Итак, я подошел к столику молодой госпожи Линде, махнувшей мне рукой. По пути заметил, что рядом с ней, одетой в платье апельсинового цвета, сидел господин в буднично серой одежде. Худощавый, похоже, довольно высокий, с маленькими седыми усиками, примерно шестидесяти лет. То есть ровесник Бернарда. Я к этому поколению испытывал подчас чувство ревности, в котором присутствовали и легкая насмешка, и прощение, и тень сочувствия молодой госпоже Линде: друзья ее мужа должны были быть пожилые и для такой молодой женщины вряд ли интересные мужчины…
«Господин Паэранд — да–авнишний знакомый Бернарда… — пояснила молодая госпожа своему спутнику. — А вам, господин Паэранд, я устрою настоящий историко–литературный сюрприз. Да–да. Знакомьтесь: писатель Артур Валдес».

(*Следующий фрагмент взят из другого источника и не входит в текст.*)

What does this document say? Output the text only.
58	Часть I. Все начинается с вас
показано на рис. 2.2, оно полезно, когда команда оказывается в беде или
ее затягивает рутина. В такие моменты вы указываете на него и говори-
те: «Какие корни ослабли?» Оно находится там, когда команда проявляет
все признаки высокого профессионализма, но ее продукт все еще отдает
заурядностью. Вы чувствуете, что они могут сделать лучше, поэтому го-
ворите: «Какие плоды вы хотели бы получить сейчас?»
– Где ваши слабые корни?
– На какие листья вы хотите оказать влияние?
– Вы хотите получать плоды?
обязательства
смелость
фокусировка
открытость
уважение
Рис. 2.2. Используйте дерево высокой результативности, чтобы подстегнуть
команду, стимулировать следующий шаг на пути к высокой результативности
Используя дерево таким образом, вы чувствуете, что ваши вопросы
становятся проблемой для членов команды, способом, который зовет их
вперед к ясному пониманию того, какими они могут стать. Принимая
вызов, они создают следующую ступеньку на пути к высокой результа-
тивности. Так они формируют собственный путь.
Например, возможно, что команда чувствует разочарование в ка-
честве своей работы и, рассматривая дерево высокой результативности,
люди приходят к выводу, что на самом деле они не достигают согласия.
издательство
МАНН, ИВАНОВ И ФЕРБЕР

Мне удалось в изумлении удержать язык за зубами — ибо это действительно, в известном смысле, был сюрприз — на секунду, чтобы это не помешало тут же произнести:
«Чрезвычайно рад. Я имею в виду, что то, о чем я давно догадывался, оказалось правдой. Значит, сообщение Фриддеберта Тугласа о смерти господина Валдеса было предположением. Постойте — где и когда, по его данным, вы должны были погибнуть?..»

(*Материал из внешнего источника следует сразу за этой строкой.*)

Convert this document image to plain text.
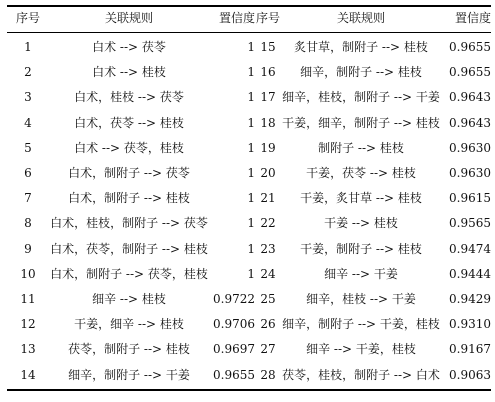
序号	关联规则	置信度 序号	关联规则	置信度
1	白术 --> 茯苓	1 15	炙甘草，制附子 --> 桂枝	0.9655
2	白术 --> 桂枝	1 16	细辛，制附子 --> 桂枝	0.9655
3	白术，桂枝 --> 茯苓	1 17 细辛，桂枝，制附子 --> 干姜 0.9643
4	白术，茯苓 --> 桂枝	1 18 干姜，细辛，制附子 --> 桂枝 0.9643
5	白术 --> 茯苓，桂枝	1 19	制附子 --> 桂枝	0.9630
6	白术，制附子 --> 茯苓	1 20	干姜，茯苓 --> 桂枝	0.9630
7	白术，制附子 --> 桂枝	1 21	干姜，炙甘草 --> 桂枝	0.9615
8	白术，桂枝，制附子 --> 茯苓	1 22	干姜 --> 桂枝	0.9565
9	白术，茯苓，制附子 --> 桂枝	1 23	干姜，制附子 --> 桂枝	0.9474
10	白术，制附子 --> 茯苓，桂枝	1 24	细辛 --> 干姜	0.9444
11	细辛 --> 桂枝	0.9722 25	细辛，桂枝 --> 干姜	0.9429
12	干姜，细辛 --> 桂枝	0.9706 26 细辛，制附子 --> 干姜，桂枝 0.9310
13	茯苓，制附子 --> 桂枝	0.9697 27	细辛 --> 干姜，桂枝	0.9167
14	细辛，制附子 --> 干姜	0.9655 28 茯苓，桂枝，制附子 --> 白术 0.9063
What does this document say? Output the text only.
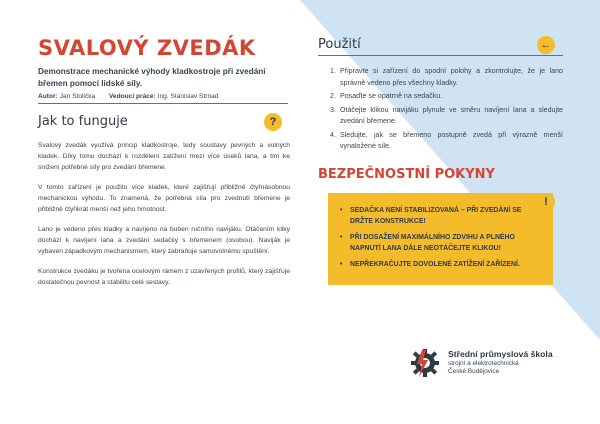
SVALOVÝ ZVEDÁK
Demonstrace mechanické výhody kladkostroje při zvedání břemen pomocí lidské síly.
Autor: Jan Stolička Vedoucí práce: Ing. Stanislav Strnad
Jak to funguje	?

Svalový zvedák využívá princip kladkostroje, tedy soustavy pevných a volných kladek. Díky tomu dochází k rozdělení zatížení mezi více úseků lana, a tím ke snížení potřebné síly pro zvedání břemene.

V tomto zařízení je použito více kladek, které zajišťují přibližně čtyřnásobnou mechanickou výhodu. To znamená, že potřebná síla pro zvednutí břemene je přibližně čtyřikrát menší než jeho hmotnost.

Lano je vedeno přes kladky a navíjeno na buben ručního navijáku. Otáčením kliky dochází k navíjení lana a zvedání sedačky s břemenem (osobou). Naviják je vybaven západkovým mechanismem, který zabraňuje samovolnému spuštění.

Konstrukce zvedáku je tvořena ocelovým rámem z uzavřených profilů, který zajišťuje dostatečnou pevnost a stabilitu celé sestavy.

Použití	←
1. Připravte si zařízení do spodní polohy a zkontrolujte, že je lano správně vedeno přes všechny kladky.
2. Posaďte se opatrně na sedačku.
3. Otáčejte klikou navijáku plynule ve směru navíjení lana a sledujte zvedání břemene.
4. Sledujte, jak se břemeno postupně zvedá při výrazně menší vynaložené síle.
BEZPEČNOSTNÍ POKYNY
!
•	SEDAČKA NENÍ STABILIZOVANÁ – PŘI ZVEDÁNÍ SE DRŽTE KONSTRUKCE!
•	PŘI DOSAŽENÍ MAXIMÁLNÍHO ZDVIHU A PLNÉHO NAPNUTÍ LANA DÁLE NEOTÁČEJTE KLIKOU!
•	NEPŘEKRAČUJTE DOVOLENÉ ZATÍŽENÍ ZAŘÍZENÍ.
Střední průmyslová škola
strojní a elektrotechnická
České Budějovice
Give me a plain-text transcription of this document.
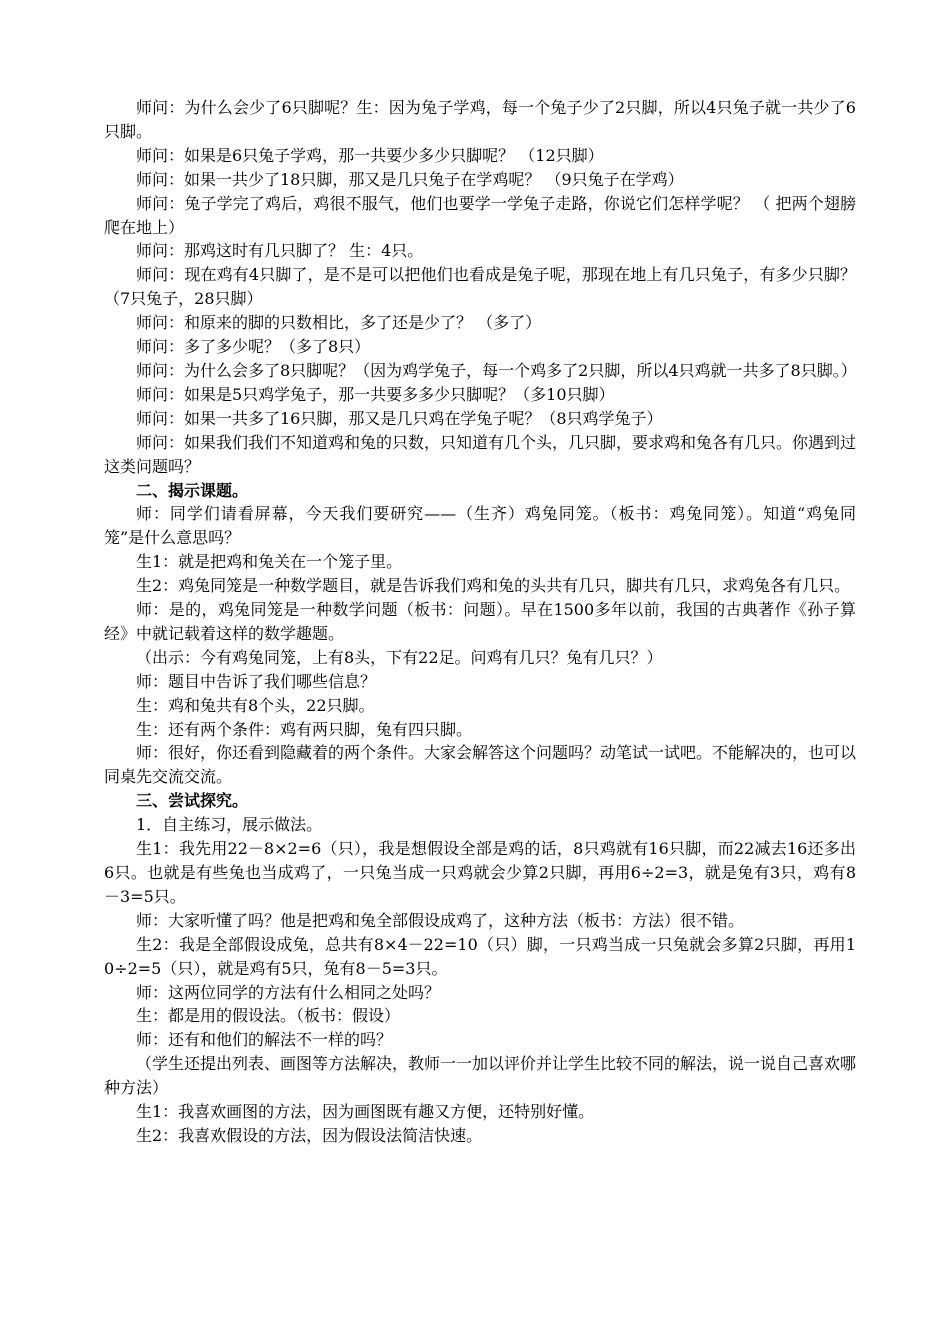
师问：为什么会少了6只脚呢？生：因为兔子学鸡，每一个兔子少了2只脚，所以4只兔子就一共少了6只脚。

师问：如果是6只兔子学鸡，那一共要少多少只脚呢？ （12只脚）

师问：如果一共少了18只脚，那又是几只兔子在学鸡呢？ （9只兔子在学鸡）

师问：兔子学完了鸡后，鸡很不服气，他们也要学一学兔子走路，你说它们怎样学呢？ （ 把两个翅膀爬在地上）

师问：那鸡这时有几只脚了？ 生：4只。

师问：现在鸡有4只脚了，是不是可以把他们也看成是兔子呢，那现在地上有几只兔子，有多少只脚？（7只兔子，28只脚）

师问：和原来的脚的只数相比，多了还是少了？ （多了）

师问：多了多少呢？（多了8只）

师问：为什么会多了8只脚呢？（因为鸡学兔子，每一个鸡多了2只脚，所以4只鸡就一共多了8只脚。）

师问：如果是5只鸡学兔子，那一共要多多少只脚呢？（多10只脚）

师问：如果一共多了16只脚，那又是几只鸡在学兔子呢？（8只鸡学兔子）

师问：如果我们我们不知道鸡和兔的只数，只知道有几个头，几只脚，要求鸡和兔各有几只。你遇到过这类问题吗？

二、揭示课题。

师：同学们请看屏幕，今天我们要研究——（生齐）鸡兔同笼。（板书：鸡兔同笼）。知道“鸡兔同笼”是什么意思吗？

生1：就是把鸡和兔关在一个笼子里。

生2：鸡兔同笼是一种数学题目，就是告诉我们鸡和兔的头共有几只，脚共有几只，求鸡兔各有几只。

师：是的，鸡兔同笼是一种数学问题（板书：问题）。早在1500多年以前，我国的古典著作《孙子算经》中就记载着这样的数学趣题。

（出示：今有鸡兔同笼，上有8头，下有22足。问鸡有几只？兔有几只？）

师：题目中告诉了我们哪些信息？

生：鸡和兔共有8个头，22只脚。

生：还有两个条件：鸡有两只脚，兔有四只脚。

师：很好，你还看到隐藏着的两个条件。大家会解答这个问题吗？动笔试一试吧。不能解决的，也可以同桌先交流交流。

三、尝试探究。

1．自主练习，展示做法。

生1：我先用22－8×2=6（只），我是想假设全部是鸡的话，8只鸡就有16只脚，而22减去16还多出6只。也就是有些兔也当成鸡了，一只兔当成一只鸡就会少算2只脚，再用6÷2=3，就是兔有3只，鸡有8－3=5只。

师：大家听懂了吗？他是把鸡和兔全部假设成鸡了，这种方法（板书：方法）很不错。

生2：我是全部假设成兔，总共有8×4－22=10（只）脚，一只鸡当成一只兔就会多算2只脚，再用10÷2=5（只），就是鸡有5只，兔有8－5=3只。

师：这两位同学的方法有什么相同之处吗？

生：都是用的假设法。（板书：假设）

师：还有和他们的解法不一样的吗？

（学生还提出列表、画图等方法解决，教师一一加以评价并让学生比较不同的解法，说一说自己喜欢哪种方法）

生1：我喜欢画图的方法，因为画图既有趣又方便，还特别好懂。

生2：我喜欢假设的方法，因为假设法简洁快速。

Валдес мягко ответил: «Ох, знаете, не будем его обвинять. Он получил эти сведения от сержанта Кусты Тооминга, который служил вместе со мной. Славный человек. Тооминг был ранен спустя пять минут после меня. Так что он видел, как я упал, и позднее сообщил на родине то, что видел. Ах, где? И когда? Под Иперном в Бельгии. 20 января 1916‑го».

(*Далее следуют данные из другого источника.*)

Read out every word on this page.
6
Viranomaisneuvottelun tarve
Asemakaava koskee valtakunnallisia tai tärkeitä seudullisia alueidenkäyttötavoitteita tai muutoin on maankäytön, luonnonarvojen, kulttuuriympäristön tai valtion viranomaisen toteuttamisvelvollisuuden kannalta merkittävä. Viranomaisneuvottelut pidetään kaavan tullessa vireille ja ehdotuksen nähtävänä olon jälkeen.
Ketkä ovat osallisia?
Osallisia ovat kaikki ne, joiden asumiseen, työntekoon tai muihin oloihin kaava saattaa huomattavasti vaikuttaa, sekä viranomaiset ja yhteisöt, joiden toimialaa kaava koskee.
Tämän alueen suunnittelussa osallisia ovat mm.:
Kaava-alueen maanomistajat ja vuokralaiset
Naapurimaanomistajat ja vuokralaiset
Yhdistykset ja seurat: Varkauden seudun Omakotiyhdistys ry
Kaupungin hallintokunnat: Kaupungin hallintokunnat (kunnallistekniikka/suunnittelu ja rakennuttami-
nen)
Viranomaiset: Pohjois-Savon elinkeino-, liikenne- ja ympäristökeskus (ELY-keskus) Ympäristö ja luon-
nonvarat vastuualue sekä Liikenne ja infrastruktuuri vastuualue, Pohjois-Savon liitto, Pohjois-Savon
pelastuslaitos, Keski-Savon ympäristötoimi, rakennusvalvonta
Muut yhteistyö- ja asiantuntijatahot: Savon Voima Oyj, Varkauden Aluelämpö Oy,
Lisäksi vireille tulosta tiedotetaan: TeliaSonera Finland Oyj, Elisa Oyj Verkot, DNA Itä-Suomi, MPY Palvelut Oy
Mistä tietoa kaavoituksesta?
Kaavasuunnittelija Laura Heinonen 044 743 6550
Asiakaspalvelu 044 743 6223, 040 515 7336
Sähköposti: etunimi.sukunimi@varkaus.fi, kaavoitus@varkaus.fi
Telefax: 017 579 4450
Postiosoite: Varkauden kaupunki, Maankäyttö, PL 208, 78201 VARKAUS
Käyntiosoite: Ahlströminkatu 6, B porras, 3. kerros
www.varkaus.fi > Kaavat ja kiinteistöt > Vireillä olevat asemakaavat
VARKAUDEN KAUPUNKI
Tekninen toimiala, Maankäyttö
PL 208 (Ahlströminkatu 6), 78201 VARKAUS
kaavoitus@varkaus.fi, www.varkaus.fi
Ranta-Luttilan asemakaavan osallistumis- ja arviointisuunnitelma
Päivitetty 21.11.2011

Он прикурил свою трубку с прямым мундштуком и выпустил в эрзац–табачный «Фейшнер» голубое, с фантастическим запахом облачко дыма уж не знаю какого табака, капитанского или адмиральского.
Я сказал: «Господин Валдес — ммм — почему–то у меня такое чувство, будто ваше пребывание здесь — хрупко, если не сказать, эфемерно. Обещаю, что не стану вам задавать вопросов. Даже о ваших знаменитых «Ступенях», дескать, не появились ли они, часом, где–нибудь, о чем мы и не слышали. Но позвольте мне надеяться, что вы хотя бы в нескольких словах расскажете нам о том, как жили все это время, — для истории эстонской литературы?»